The other problem is craft-related. Creating a world, its characters, their history and relationships, even details such as clothing and customs, are the heavy lifting of writing. You do all that so that you can then tell your story. To take all these from someone else is cheating; it’s the same as using steroids to break a sports record.
But as with anything that’s black-and-white in principle, in reality there are many shades of gray. Have I written fan-fiction? Yes. The last time was in junior high, when I wrote a Star Trek story that shamelessly ripped off the original series episode, “The Omega Glory.” I also wrote Batman stories that I dreamed would one day be seen by Denny O’Neill; thankfully this never happened, because they were dire (I did eventually work with Mr. O’Neill when I wrote a parody [a whole different animal, legally and artistically] for the nonfiction collection Batman Unauthorized.).
My fan fiction endeavors had two things in common with the vast majority of fan-fic: 1) They were awful, and 2) they were shown only to friends. While I still consider this morally wrong, in practice it seems pretty harmless. It certainly did no damage to the respective franchises.
This was all pre-internet, of course.

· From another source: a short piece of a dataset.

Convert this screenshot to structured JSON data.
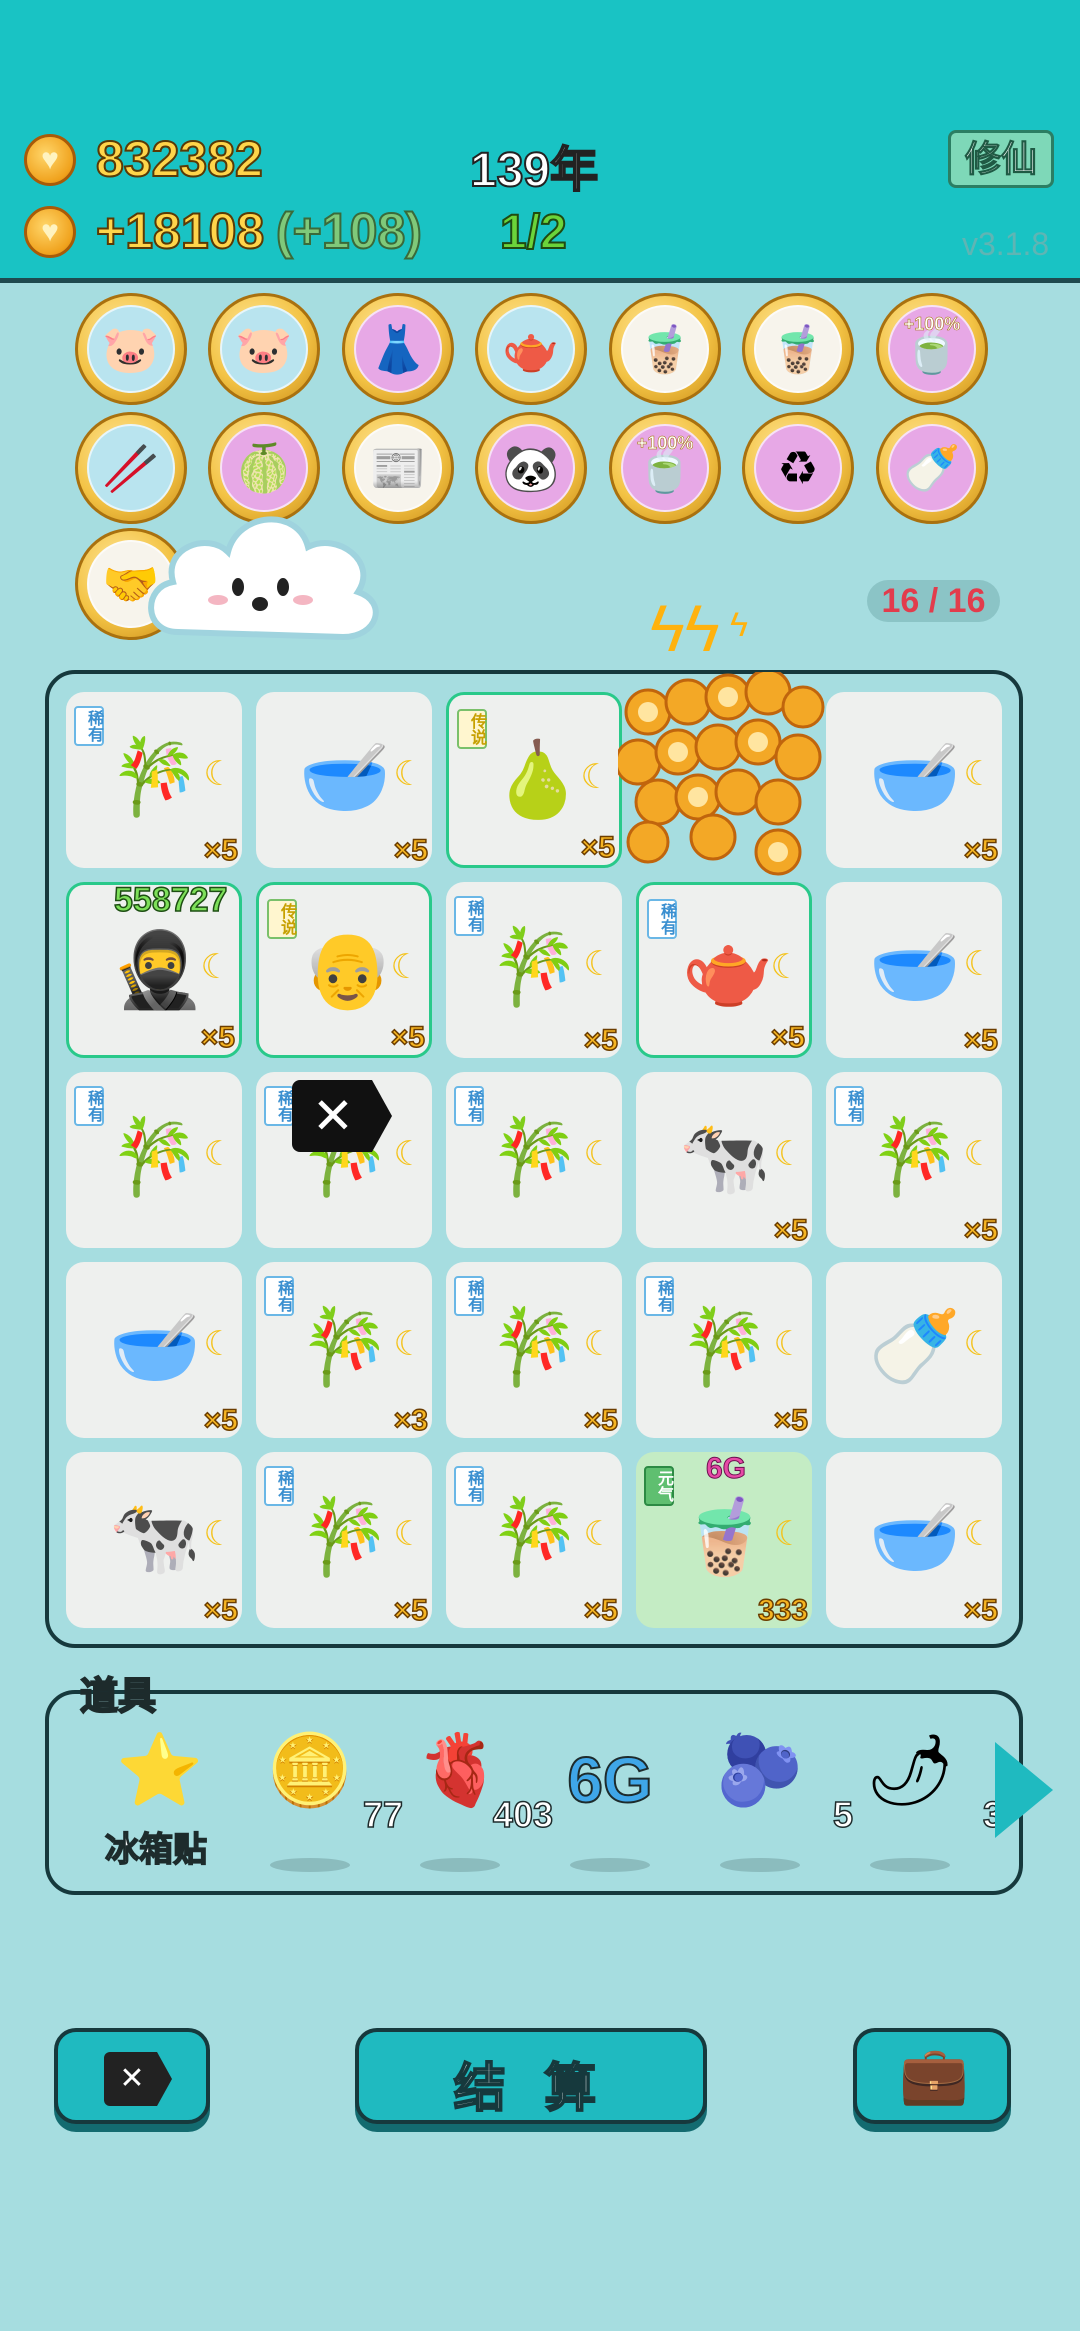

Now it’s possible that free online fan-fiction might have more readers than the original source. Worse, the fan fiction may travel into areas that the creator never intended and alter the public’s image of the creation for good (i.e., “slash” and blatant pornography).
So what can the creator do?
Ultimately not much; the nature of modern communications makes it impossible to really eliminate fan fiction. And maybe at some level that’s good. After all, the core drive to create fan-fiction comes from the simple fact that the original touched someone. Your characters and situations motivated a total stranger to want to play in your sandbox. That’s not only flattering, it’s profound. It’s what caused legends as different as Olympus and Billy the Kid to become what they are. All those tales were fan fiction.
So to answer the original question, would I be pleased if someone wrote fan fiction based on my characters? Ultimately, no. Yes, I’d be flattered.** But no matter how you dress it up or justify it, no matter how you smudge the black and white into gray, one fact remains undeniable: it’s stealing.
*Exceptions to this include legendary characters such as King Arthur, Robin Hood or Hercules. The difference? These characters have multiple origins and sources with no canonical “creator.” Wicked comes from a single source: L. Frank Baum’s “Oz” books. The same with Ahab’s Wife, taken entirely from Melville’s novel. The fact that the original authors are dead and the material is in public domain does not change the moral issues involved, only the legal ones.
**I certainly wouldn’t share Annie Proulx’s vast contempt for the people she touched with Brokeback Mountain.